A igreja à noite era bem mais cheia que pela manhã, então foi difícil de te avistar logo de cara. Cheguei procurando, com minha visão correndo todo o lugar, passando banco a banco, e procurando a face que havia acabado de ser descoberta pelo destino. Tão distraído que estava que minha mãe teve que voltar do banco onde havia se sentado para me puxar pelo braço para sentar ao seu lado.

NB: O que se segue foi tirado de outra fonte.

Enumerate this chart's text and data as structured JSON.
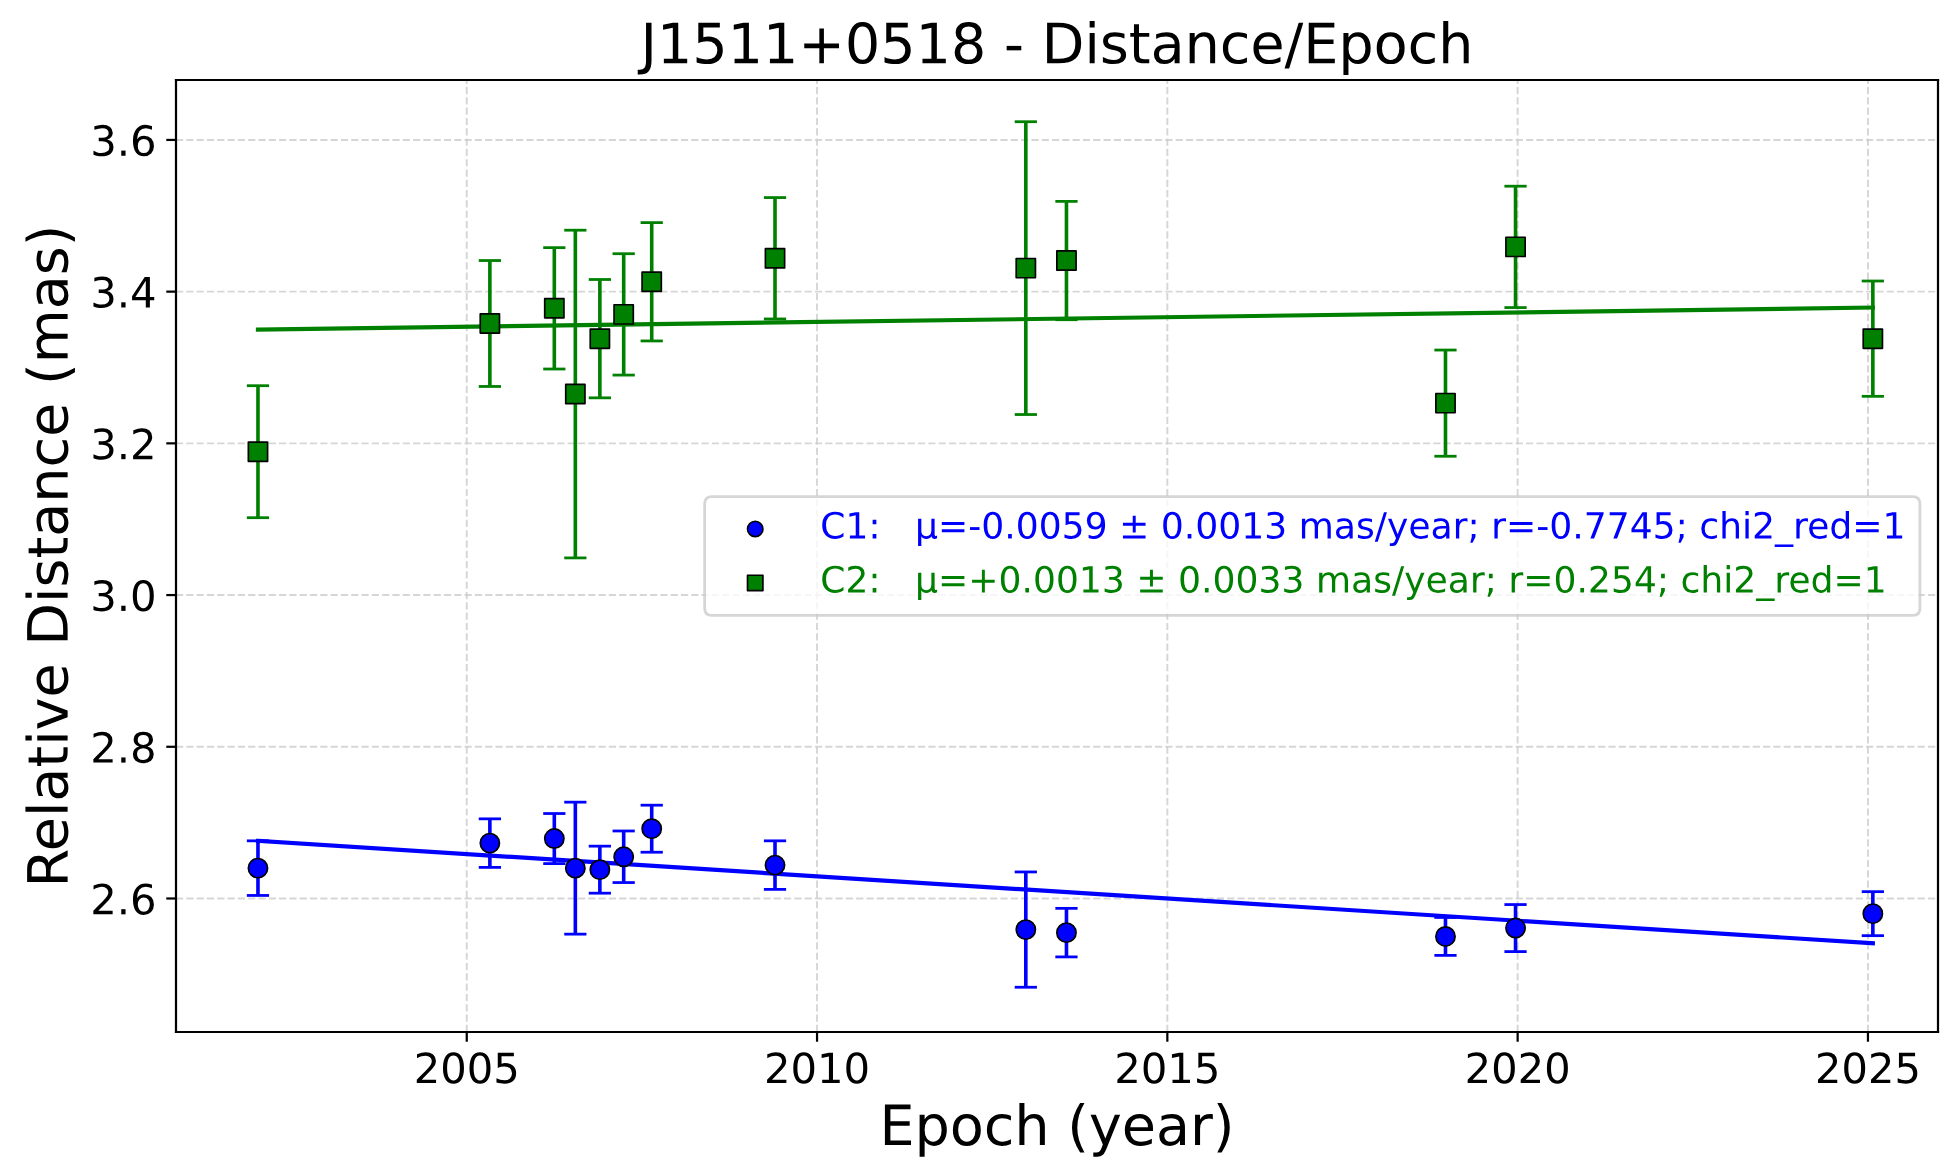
{
  "chart_data": {
    "type": "scatter",
    "title": "J1511+0518 - Distance/Epoch",
    "xlabel": "Epoch (year)",
    "ylabel": "Relative Distance (mas)",
    "xlim": [
      2000.85,
      2026.0
    ],
    "xticks": [
      2005,
      2010,
      2015,
      2020,
      2025
    ],
    "ylim": [
      2.424,
      3.679
    ],
    "yticks": [
      2.6,
      2.8,
      {
        "value": 3.0,
        "label": "3.0"
      },
      3.2,
      3.4,
      3.6
    ],
    "grid": true,
    "legend": "right",
    "series": [
      {
        "name": "C1:   μ=-0.0059 ± 0.0013 mas/year; r=-0.7745; chi2_red=1",
        "color": "#0000ff",
        "marker": "circle",
        "x": [
          2002.02,
          2005.33,
          2006.25,
          2006.55,
          2006.9,
          2007.24,
          2007.64,
          2009.4,
          2012.98,
          2013.56,
          2018.97,
          2019.97,
          2025.07
        ],
        "values": [
          2.64,
          2.673,
          2.679,
          2.64,
          2.638,
          2.655,
          2.692,
          2.644,
          2.559,
          2.555,
          2.55,
          2.561,
          2.58
        ],
        "errors": [
          0.036,
          0.032,
          0.033,
          0.087,
          0.031,
          0.034,
          0.031,
          0.032,
          0.076,
          0.032,
          0.025,
          0.031,
          0.029
        ]
      },
      {
        "name": "C2:   μ=+0.0013 ± 0.0033 mas/year; r=0.254; chi2_red=1",
        "color": "#008000",
        "marker": "square",
        "x": [
          2002.02,
          2005.33,
          2006.25,
          2006.55,
          2006.9,
          2007.24,
          2007.64,
          2009.4,
          2012.98,
          2013.56,
          2018.97,
          2019.97,
          2025.07
        ],
        "values": [
          3.189,
          3.358,
          3.378,
          3.265,
          3.338,
          3.37,
          3.413,
          3.444,
          3.431,
          3.441,
          3.253,
          3.459,
          3.338
        ],
        "errors": [
          0.087,
          0.083,
          0.08,
          0.216,
          0.078,
          0.08,
          0.078,
          0.08,
          0.193,
          0.078,
          0.07,
          0.08,
          0.076
        ]
      },
      {
        "type": "line",
        "color": "#0000ff",
        "x": [
          2002.02,
          2025.07
        ],
        "values": [
          2.676,
          2.541
        ]
      },
      {
        "type": "line",
        "color": "#008000",
        "x": [
          2002.02,
          2025.07
        ],
        "values": [
          3.35,
          3.379
        ]
      }
    ]
  }
}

A conclusão que tirei desse primeiro momento foi que você ainda não havia chegado. Aquilo me fez arrepender de toda a animação que tomou conta de mim durante o dia. Como eu tinha sido idiota pensando todas aquelas alternativas, falas, respostas e cenários para falar com você. Comecei a sentir vergonha, como se estivesse fazendo aquilo em voz alta para uma plateia de olhares julgadores, onde todas as pessoas tinham a mesma face: a minha.
Algumas músicas começavam a ser entoadas no púlpito e a igreja cantava em uníssono, mas nem isso me impediu de ouviu sua voz se aproximando pela porta da frente. Uma gargalhada sua soou a poucos metros de mim e me fez virar o rosto com pouca discrição. Lá estava você, bem mais elegante que pela manhã, com uma camisa com um único botão aberto e um sapato escuro. Não pude deixar de sorrir.

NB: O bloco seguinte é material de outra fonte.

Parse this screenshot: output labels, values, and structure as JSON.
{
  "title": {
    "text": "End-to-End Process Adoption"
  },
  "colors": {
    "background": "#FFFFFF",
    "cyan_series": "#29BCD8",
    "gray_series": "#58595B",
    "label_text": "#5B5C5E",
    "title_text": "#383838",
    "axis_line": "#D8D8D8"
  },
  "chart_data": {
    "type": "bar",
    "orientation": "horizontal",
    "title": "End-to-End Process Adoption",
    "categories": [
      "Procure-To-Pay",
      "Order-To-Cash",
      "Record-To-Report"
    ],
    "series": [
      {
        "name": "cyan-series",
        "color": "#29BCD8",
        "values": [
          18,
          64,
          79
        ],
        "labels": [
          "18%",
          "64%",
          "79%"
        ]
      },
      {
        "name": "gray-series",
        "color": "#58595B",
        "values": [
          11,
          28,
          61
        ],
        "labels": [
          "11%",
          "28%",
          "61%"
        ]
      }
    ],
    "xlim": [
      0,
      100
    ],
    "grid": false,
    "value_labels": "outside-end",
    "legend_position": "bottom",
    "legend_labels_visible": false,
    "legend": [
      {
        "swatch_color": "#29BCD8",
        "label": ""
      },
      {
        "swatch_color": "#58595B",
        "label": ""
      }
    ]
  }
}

Vi quando você deixou o grupinho que te acompanhava e foi em direção aos fundos da igreja. Provavelmente para beber água ou ir ao banheiro. De repente, do fundo de algum poço da minha mente eu recobrei um cenário, imaginado naquela mesma tarde, em que nós nos encontrávamos ali mesmo, atrás da igreja, e eu conversava com você. Revelando o que eu sabia, e você me dizia que era verdade, ficava muito impressionado, ríamos muito e aí… aí acontecia o que sempre acontecia quando você tava de fantasia, mas agora sem a roupa de corvo.

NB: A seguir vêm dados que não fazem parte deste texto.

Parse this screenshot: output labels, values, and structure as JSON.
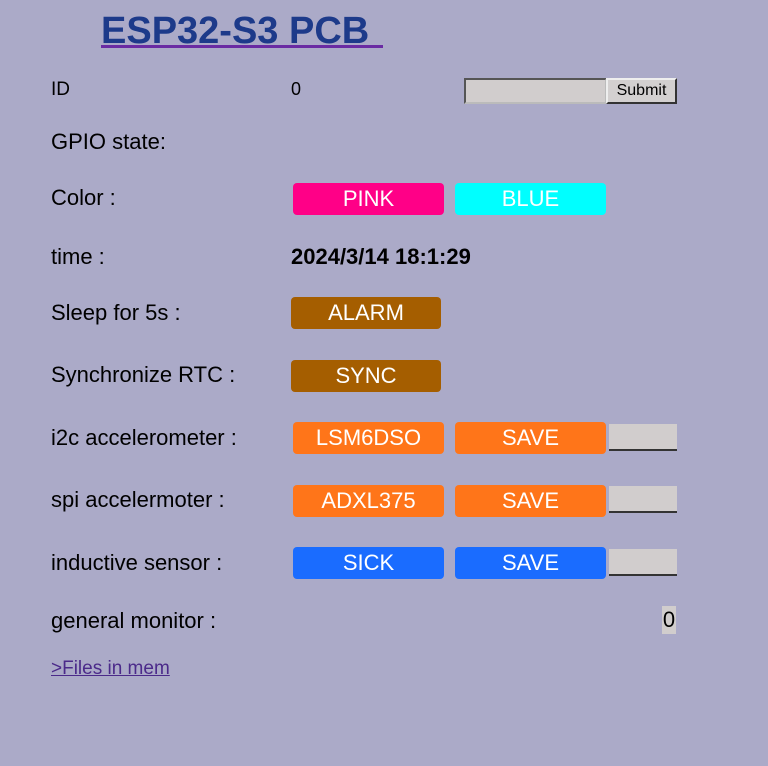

O sorriso não havia deixado meu rosto enquanto esse cenário inteiro passava pela minha cabeça no correr de um segundo, e quando voltei à terra me vi indo em direção à porta central no fundo do salão, passando no meio do grupinho com o qual você chegou ali e saindo das frias luzes fluorescentes para o calor noturno.
Quanto mais me aproximava, mais enxergava possíveis erros naquele cenário, que começava a virar do avesso, de um sonho acordado a um pesadelo desperto. Passei pela porta lateral do templo e vi a igreja contida dentro daquelas paredes, e senti, junto com o medo, uma grande culpa.
Respirei fundo. Já estava quase lá.
Quando cheguei, vi o bebedouro vazio e o banheiro fechado.
A maçaneta da porta girou e eu corri, peguei um copo desajeitadamente e comecei a encher de água. Foi quando você saiu, veio em minha direção e sorriu para mim. Eu não conseguia tirar os olhos de você, mas também não consegui retribuir o sorriso.
— Oi… — disse, fazendo força para conseguir pronunciar algo.
Você respondeu o meu “Oi” ainda sorrindo, e finalmente eu não consegui deixar de sorrir. Vi que ia dizer algo, mas simplesmente olhou para minhas mãos, onde o copo transbordava e eu nem mesmo reparei. Tirei o copo do lugar com um palavrão, que arrancou uma gargalhada dele.
— Deus tá vendo, viu — me repreendeu, pegando ele mesmo um copo e enchendo de água.
— Acho que escolhi o pior lugar pra soltar um desse.
— A única coisa que faz esse lugar pior que qualquer outro lugar pra largar um palavrão desse são os ouvidos prontos a te dar um sermão.
— Tem um sermão preparado aí? — eu disse, após um gole em minha água.
— Não me tente.
“Você é o corvo?”, ensaiei com a voz na minha cabeça, e em nenhum cenário aquilo soou tão ridículo. Porque diabos eu estava tão nervoso!? Terminei de beber minha água e você a sua ao mesmo tempo. Eu sentia minhas mãos suando e abri e fechei elas, numa tentantiva de não deixar de sentir meus dedos. O meu silêncio ali ao seu lado começava a me parecer muito estranho.
— Vai entrar agora? — me perguntou.
— A-acho que vou no banheiro.
Você então se despediu e disse que a gente se via lá dentro. Mas antes que você sumisse, eu simplesmente soltei:
— Qual o seu nome?
—Miguel! O seu é Samuel, né?
Acenei confirmando, e você sumiu no corredor, indo em direção ao templo.
Fiquei ali paralisado com sua voz ecoando em minha cabeça, dizendo o meu nome repetidas vezes.
Você sabia meu nome. Era você mesmo!